It takes careful planning and a lot of preparedness for success during an intervention for a loved one. Although it is the boldest thing to do for someone battling addiction, the outcome could go either way. While the main idea for staging intervention is to motivate a loved one, if not approached properly, it may fail to achieve the desired results. To enhance chances for a successful intervention, avoid doing these eight during one.
Go Scriptless During an Intervention
A script serves as a manual for guiding the intervention. It helps outline what you will say. Emotions run high during this interaction. A mix of anger and care could see you speak for hours on end. To avoid speaking too much and possibly deviating from the main topic, come up with a script ahead of time.
What goes into the script? Define who talks and what they say, the importance of seeking intervention, and the consequences of not seeking treatment. Rank speakers in order of ability to get the attention of the person in active addiction. Rehearse the script in advance.
Play the Victim
Nobody feels worse about their decisions, actions and choices than someone in active addiction. This is not the time to show the person how much damage he or she has had on the family. This clouds everything. You are staging an intervention because you care and because addiction is treatable. When given time to speak, do not use it to impose guilt.
It is okay to talk about how their decisions make you feel, but you should not use your emotions to beat them into submission. It should not be used to belittle and criticize because it misses the point of the intervention.
Recovery is the bumpiest road you’ll ever walk. It is hard to see a loved one struggle with addiction. It comes with so many feelings of despair. Ask for help. It is not enough to have a professional. Go further and ask for help from a spiritual leader if needed.
Admit to yourself that the motivation may or may not work. Do not panic if it fails. Do not be afraid to come up with a Plan B. It is not an admission of defeat, nor does it take away your abilities or efforts.
Allow Emotional Family and Friends to Speak
An intervention is not supposed to be a dramatic family episode. It is a short session that requires people to control their emotions and talk about addiction from a point of love. All family members are allowed to participate, but ensure only those that keep their emotions in check have a chance to speak, guide the discussion or communicate the consequences of not following through with treatment.
Emotional family and friends may say things that will only frustrate the process. These words could be more hurtful and damaging to someone in active addiction. It often becomes difficult for emotional people to communicate their messages calmly and constructively.
Think the Time and Place Isn’t Important
Timing is everything when staging an intervention. Do not hold it when the person is intoxicated. While it may be difficult to catch them at the right time, especially if they are too deep into using, it won’t make sense to talk to them when they are wasted.
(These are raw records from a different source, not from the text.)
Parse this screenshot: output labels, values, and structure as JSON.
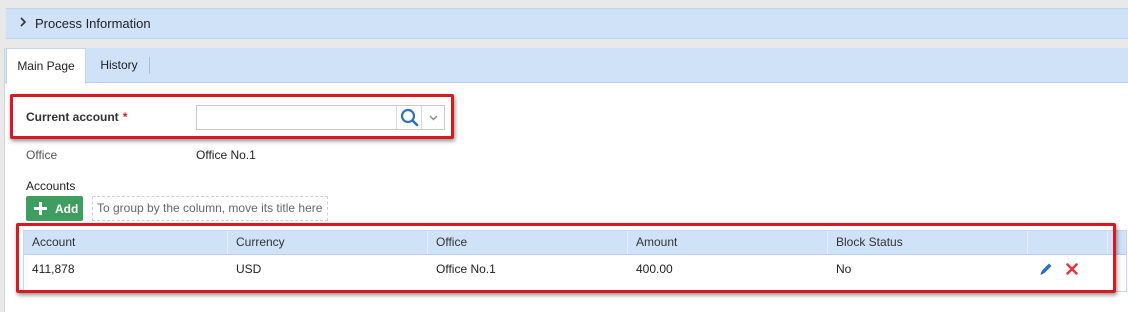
{
  "process": {
    "chevron_icon": "chevron-right-icon",
    "title": "Process Information"
  },
  "tabs": [
    {
      "label": "Main Page"
    },
    {
      "label": "History"
    }
  ],
  "form": {
    "current_account": {
      "label": "Current account",
      "required_mark": "*",
      "value": "",
      "search_icon": "search-icon",
      "dropdown_icon": "chevron-down-icon"
    },
    "office": {
      "label": "Office",
      "value": "Office No.1"
    }
  },
  "accounts": {
    "title": "Accounts",
    "add_label": "Add",
    "group_hint": "To group by the column, move its title here",
    "columns": [
      {
        "label": "Account"
      },
      {
        "label": "Currency"
      },
      {
        "label": "Office"
      },
      {
        "label": "Amount"
      },
      {
        "label": "Block Status"
      },
      {
        "label": ""
      }
    ],
    "rows": [
      {
        "account": "411,878",
        "currency": "USD",
        "office": "Office No.1",
        "amount": "400.00",
        "block_status": "No"
      }
    ]
  },
  "colors": {
    "highlight": "#d71921",
    "header_blue": "#cfe2f8",
    "add_green": "#3e9e5f",
    "edit_blue": "#2e73b8",
    "delete_red": "#e0383e"
  }
}
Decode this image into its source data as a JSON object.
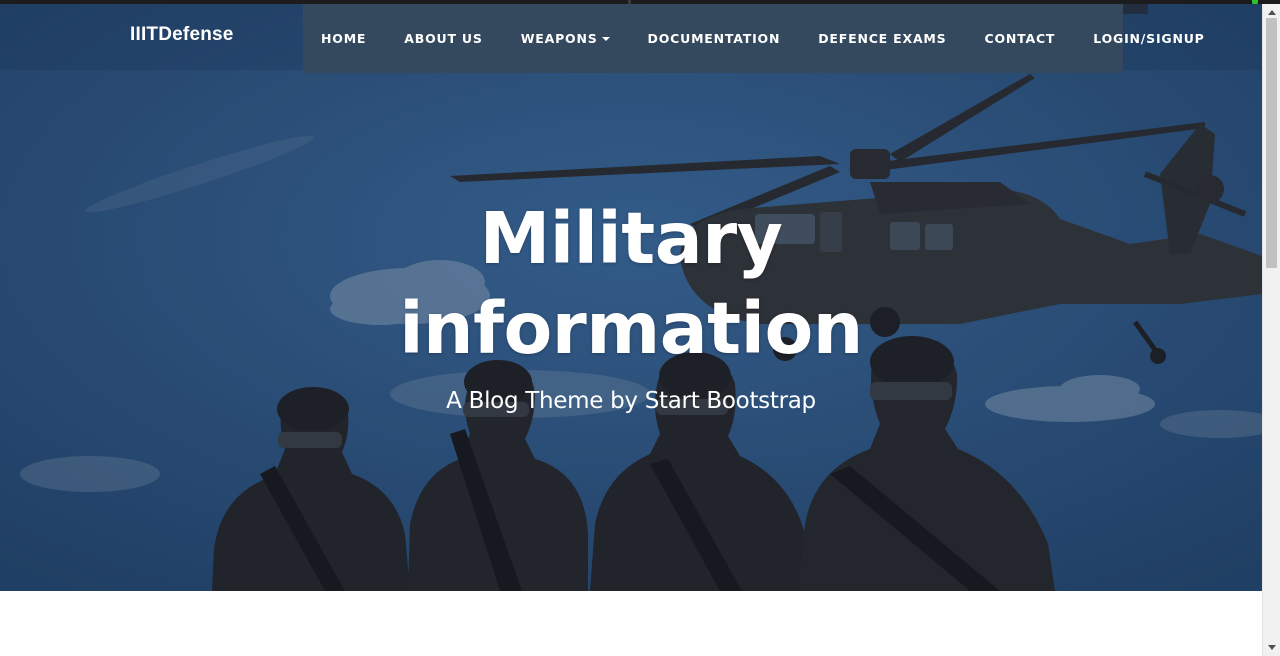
{
  "brand": {
    "name": "IIITDefense"
  },
  "nav": {
    "items": [
      {
        "label": "HOME"
      },
      {
        "label": "ABOUT US"
      },
      {
        "label": "WEAPONS",
        "dropdown": true
      },
      {
        "label": "DOCUMENTATION"
      },
      {
        "label": "DEFENCE EXAMS"
      },
      {
        "label": "CONTACT"
      },
      {
        "label": "LOGIN/SIGNUP"
      }
    ]
  },
  "hero": {
    "title_line1": "Military",
    "title_line2": "information",
    "subtitle": "A Blog Theme by Start Bootstrap"
  },
  "colors": {
    "menu_bg": "#34495e",
    "hero_sky": "#2f5f92",
    "text": "#ffffff"
  },
  "icons": {
    "dropdown": "caret-down-icon",
    "scroll_up": "scroll-up-arrow-icon",
    "scroll_down": "scroll-down-arrow-icon"
  }
}
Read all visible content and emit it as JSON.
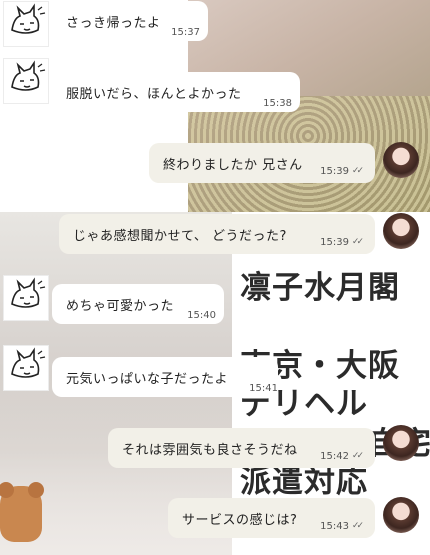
{
  "messages": [
    {
      "text": "さっき帰ったよ",
      "time": "15:37"
    },
    {
      "text": "服脱いだら、ほんとよかった",
      "time": "15:38"
    },
    {
      "text": "終わりましたか 兄さん",
      "time": "15:39"
    },
    {
      "text": "じゃあ感想聞かせて、 どうだった?",
      "time": "15:39"
    },
    {
      "text": "めちゃ可愛かった",
      "time": "15:40"
    },
    {
      "text": "元気いっぱいな子だったよ",
      "time": "15:41"
    },
    {
      "text": "それは雰囲気も良さそうだね",
      "time": "15:42"
    },
    {
      "text": "サービスの感じは?",
      "time": "15:43"
    }
  ],
  "receipt_icon": "double-check-icon",
  "receipt_glyph": "✓✓",
  "promo_lines": [
    "凛子水月閣",
    "東京・大阪",
    "デリヘル",
    "ホテル・自宅",
    "派遣対応"
  ]
}
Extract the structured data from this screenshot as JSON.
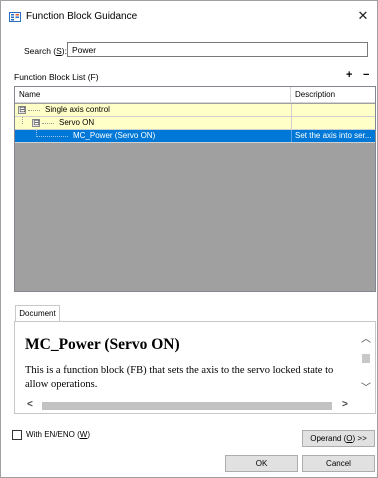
{
  "window": {
    "title": "Function Block Guidance",
    "close_glyph": "✕",
    "title_icon": "function-block-icon"
  },
  "search": {
    "label_pre": "Search (",
    "label_key": "S",
    "label_post": "):",
    "value": "Power"
  },
  "function_block_list": {
    "header": "Function Block List (F)",
    "add_glyph": "+",
    "remove_glyph": "−",
    "columns": {
      "name": "Name",
      "description": "Description"
    },
    "rows": [
      {
        "name": "Single axis control",
        "description": "",
        "expander": "⊟",
        "selected": false
      },
      {
        "name": "Servo ON",
        "description": "",
        "expander": "⊟",
        "selected": false
      },
      {
        "name": "MC_Power (Servo ON)",
        "description": "Set the axis into ser...",
        "expander": "",
        "selected": true
      }
    ]
  },
  "document": {
    "tab_label": "Document",
    "title": "MC_Power (Servo ON)",
    "body": "This is a function block (FB) that sets the axis to the servo locked state to allow operations."
  },
  "options": {
    "en_eno_pre": "With EN/ENO (",
    "en_eno_key": "W",
    "en_eno_post": ")",
    "en_eno_checked": false
  },
  "buttons": {
    "operand_pre": "Operand (",
    "operand_key": "O",
    "operand_post": ") >>",
    "ok": "OK",
    "cancel": "Cancel"
  },
  "colors": {
    "selection": "#0078d7",
    "row_highlight": "#ffffc8",
    "list_background": "#a0a0a0"
  }
}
Try holding the intervention in the morning. You could also consider approaching them after a drug-related incident such as a hospital stay or after an arrest. Wait for a time when they are likely to be influenced by their consequences.
Do not hold interventions at home. While it may appear comfortable, it might interfere with the seriousness of the process. Find a neutral place to solve the problems. Choose a private and formal spot.
Beat Around the Bush
When you get an audience of with someone in active addiction, be specific. There is no time for generalities. Be specific about how the addiction has affected you and the family.
Don’t go into stories of all the nights they came home high. Talk about one night they abused and the significant impact it had on those around them. Speak about how traumatizing it was. The idea is to create an intense emotional impact.
Staging Intervention Without Treatment Options
Before inviting your loved one to an intervention session, have a clear road map on what treatment options they can join. With the help of a professional and all the family involved ask these basic questions.
What treatment options are available for his addiction? What are the treatment costs? What is the program route – inpatient or outpatient? Is the family ready to support treatment immediately?
Before holding an intervention, research treatment centers, understand treatment options available in the rehab, think about dual diagnosis, and if possible make arrangements to have the loved one join immediately after the successful intervention. Think about travel arrangements as well.
Give up and Lose Control
When you lose control, it becomes difficult to stage a successful intervention. Even after you get a ‘No”, think about how to proceed to the next intervention stage. Earlier, a suggestion was given that there is a need for plan B. When the offer for treatment is declined move to plan B. Talk to your professional on how to proceed to the next stage.
Staging a successful intervention means adequate prior planning to ensure it is the right time, place and team to work with. Since it is a difficult process, you are likely to make many mistakes. These tips will help you see the shaky areas before the foil your intervention plan.